Annotation CutOff: 55
GO Weight: 5
Filter GO by Taxonomy: No Filter
HSP-Hit Coverage CutOff: 0
Hit Filter: 500
Only hits with GOs: False
Evidence Code Weights: Default Values
The same project with Gene Ontology terms that passed the Annotation rule CutOff.
5- EggNOG Annotation
Retrieve additional Gene Ontology terms from orthologs by running EggNOG.
Target Orthologs: All
GO Evidence: Non-Electronic
6- Merge EggNOG to Annotation
Merge the Gene Ontology terms retrieved from EggNog to existing Annotation.
Seed Ortholog E-Value Filter: 1E-3
Seed Ortholog Bit-Score Filter: 60
7- Merge InterProScan to Annotation
Merge the Gene Ontology terms retrieved from InterProScan to existing Annotation.
Open the project with Gene Ontology terms merged from EggNOG and InterProScan results.

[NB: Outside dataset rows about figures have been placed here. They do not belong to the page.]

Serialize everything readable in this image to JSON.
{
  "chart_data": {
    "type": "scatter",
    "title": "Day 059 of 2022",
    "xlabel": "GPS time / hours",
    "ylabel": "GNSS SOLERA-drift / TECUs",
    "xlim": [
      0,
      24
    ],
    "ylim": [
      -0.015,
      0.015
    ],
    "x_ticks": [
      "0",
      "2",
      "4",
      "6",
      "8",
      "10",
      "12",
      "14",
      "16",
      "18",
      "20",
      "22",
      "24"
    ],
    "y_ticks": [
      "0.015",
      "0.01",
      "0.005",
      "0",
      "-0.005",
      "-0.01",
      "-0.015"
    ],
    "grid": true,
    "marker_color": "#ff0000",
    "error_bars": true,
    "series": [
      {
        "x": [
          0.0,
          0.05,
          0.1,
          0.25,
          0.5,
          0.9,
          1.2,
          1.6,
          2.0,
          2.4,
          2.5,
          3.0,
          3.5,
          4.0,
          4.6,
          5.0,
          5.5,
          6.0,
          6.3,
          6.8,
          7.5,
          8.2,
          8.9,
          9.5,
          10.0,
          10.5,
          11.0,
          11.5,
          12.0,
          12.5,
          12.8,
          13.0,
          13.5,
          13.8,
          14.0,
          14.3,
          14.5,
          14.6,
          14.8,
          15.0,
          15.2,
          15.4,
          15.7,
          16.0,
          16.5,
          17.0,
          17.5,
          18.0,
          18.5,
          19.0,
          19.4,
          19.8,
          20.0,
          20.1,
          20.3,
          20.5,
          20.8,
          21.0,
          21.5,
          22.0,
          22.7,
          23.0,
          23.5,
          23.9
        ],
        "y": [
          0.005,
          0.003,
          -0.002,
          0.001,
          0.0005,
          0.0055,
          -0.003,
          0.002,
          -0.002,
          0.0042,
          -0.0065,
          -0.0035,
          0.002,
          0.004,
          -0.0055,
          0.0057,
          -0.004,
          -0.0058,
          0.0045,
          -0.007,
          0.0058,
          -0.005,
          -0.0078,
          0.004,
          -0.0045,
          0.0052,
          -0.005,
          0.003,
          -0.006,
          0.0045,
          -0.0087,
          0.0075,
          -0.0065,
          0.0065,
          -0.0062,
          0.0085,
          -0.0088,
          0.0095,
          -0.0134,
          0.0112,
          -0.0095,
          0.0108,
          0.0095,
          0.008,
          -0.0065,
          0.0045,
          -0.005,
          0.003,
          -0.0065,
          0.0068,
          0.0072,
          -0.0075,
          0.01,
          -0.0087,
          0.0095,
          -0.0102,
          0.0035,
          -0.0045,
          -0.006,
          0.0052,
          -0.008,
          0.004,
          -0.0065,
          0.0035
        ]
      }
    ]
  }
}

If no InterProScan results are available in the project, it is possible to run or load the results from step 2- Cloud InterProScan
8- Functional Enrichment Analysis (Fisher’s Exact Test)
In this case, a comparative analysis between SARS-CoV and SARS-CoV-2 will be performed to see if there is a function that is specific to the SARS-CoV-2 strand.
The protein sequences of SARS-CoV have been downloaded from NCBI and analyzed with the above pipeline. Both annotated projects (SARS-CoV and SARS-CoV-2) have to be merged into a single project and a test set has to be generated. The test set for the Enrichment Analysis will be the identifiers from SARS-CoV-2.
It is possible to combine 2 projects in OmicsBox by adding the results to the other.
This has to be done in the file manager, by selecting both projects, right-clicking on the first project, and selecting Merge. All results have to be added and a new Merged project will open.
Create test set id list
It is possible to create an id list in OmicsBox from an annotated project.
The SARS-CoV-2 project has to be opened in OmcisBox. First, all sequences have to be marked with Ctrl + A (Windows and Linux) / Cmd + A (Mac) and then right-click on a sequence name to choose “Create ID List of Column: SeqName”. A new tab will open with the sequence identifiers in single columns. This list has to be saved and used as the test set for the Enrichment Analysis.
Open the Merged project in OmicsBox and this will be used as the reference.
Test-Set Files: SARS-CoV2_idlist.box
Reference-Set Files: false
Do Not Filter: false
Filter Value: 0.01
Filter Mode: P-VALUE
Two Tailed: false
Remove Double IDs: true
Annotations: GO IDs
GO Categories: biological_process,molecular_function,cellular_component
Project containing results of the functional enrichment analysis. In this case, only 1 Gene Ontology term is enriched which is specific for SARS-CoV-2 which is “host cell endosome”.